The search was called off Friday at 4 p.m. Japan Standard Time, or around 3 a.m. Eastern time, officials from 7th Fleet announced. The Navy will identify the deceased sailor following a 24-hour period after next-of-kin notifications.
For the Navy, this was the third man-overboard search this summer, and the second sailor lost at sea.
"Our thoughts and prayers are with our lost shipmate, their family, and the officers and crew of USS Stethem," Rear Adm. Charles Williams, commander of Task Force 70, said in a statement. "I appreciate greatly the dedication and professionalism shown by all who participated in the search efforts."
U.S. ships and a P-3 Orion maritime patrol aircraft were aided in the search by two ships and helicopters from the Japan Maritime Self Defense Force, and two frigates from China's People's Liberation Army (Navy).
China assisted in the search despite protesting Stethem's recent freedom-of-navigation operations near the contested island of Triton in the South China Sea.
Officials with the 7th Fleet said the participation of China and Japan in the search demonstrated "the common bond shared by all mariners to render assistance at sea."

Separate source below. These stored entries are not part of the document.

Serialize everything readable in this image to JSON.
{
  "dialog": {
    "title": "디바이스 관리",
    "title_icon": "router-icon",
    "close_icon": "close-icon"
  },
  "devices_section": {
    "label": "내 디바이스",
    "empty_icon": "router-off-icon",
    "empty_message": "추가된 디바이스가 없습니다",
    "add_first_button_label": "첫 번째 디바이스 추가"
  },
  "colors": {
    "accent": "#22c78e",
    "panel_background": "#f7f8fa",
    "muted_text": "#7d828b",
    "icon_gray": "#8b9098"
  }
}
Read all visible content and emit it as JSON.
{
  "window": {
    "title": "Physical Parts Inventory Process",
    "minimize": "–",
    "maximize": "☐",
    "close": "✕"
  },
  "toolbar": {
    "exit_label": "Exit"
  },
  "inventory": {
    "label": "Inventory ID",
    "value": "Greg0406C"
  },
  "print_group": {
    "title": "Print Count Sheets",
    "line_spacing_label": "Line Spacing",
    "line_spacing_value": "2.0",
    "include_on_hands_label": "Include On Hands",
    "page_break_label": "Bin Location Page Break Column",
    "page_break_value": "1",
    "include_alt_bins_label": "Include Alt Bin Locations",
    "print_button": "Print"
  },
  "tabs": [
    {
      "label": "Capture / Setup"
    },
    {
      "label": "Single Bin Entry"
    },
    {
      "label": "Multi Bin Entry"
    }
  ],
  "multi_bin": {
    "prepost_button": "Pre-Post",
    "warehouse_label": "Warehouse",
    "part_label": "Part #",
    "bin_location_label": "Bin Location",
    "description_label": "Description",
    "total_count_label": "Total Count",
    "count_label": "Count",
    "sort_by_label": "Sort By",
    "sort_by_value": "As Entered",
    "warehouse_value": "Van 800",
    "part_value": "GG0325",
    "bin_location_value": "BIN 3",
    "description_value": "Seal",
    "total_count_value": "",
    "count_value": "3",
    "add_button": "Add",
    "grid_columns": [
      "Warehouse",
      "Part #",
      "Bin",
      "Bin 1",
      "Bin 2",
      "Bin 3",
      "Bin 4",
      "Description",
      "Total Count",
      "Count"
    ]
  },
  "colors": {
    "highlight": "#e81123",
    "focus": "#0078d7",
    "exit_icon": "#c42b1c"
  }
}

The sailor was reported missing around 9 a.m. local time Aug. 1 while the Stethem was conducting routine operations in the South China Sea, about 140 miles west of Subic Bay in the Philippines.
Continuous search efforts totaled 79 hours, officials said.
"After an extensive search, with help from the JMSDF and PLA(N), we were unable to locate our Sailor," Capt. Jeffrey Bennett, commander of Destroyer Squadron 15, said in a statement. "I offer my deepest condolences to the sailor's family, friends, and the Stethem Steelworkers."
An investigation has been launched into the circumstances under which the sailor went missing.
In June, a sailor attached to the cruiser Normandy, Petty Officer 2nd Class Christopher Clavin, was declared lost at sea after a 76-hour man-overboard search off the coast of North Carolina.
In the Pacific the same month, a search was launched after Petty Officer 3rd Class Peter Mims went missing from the cruiser Shiloh. But in that case, Mims was found hiding on the ship a week after his disappearance and after the search-and-rescue effort for him had been suspended.
He now faces discharge from the Navy.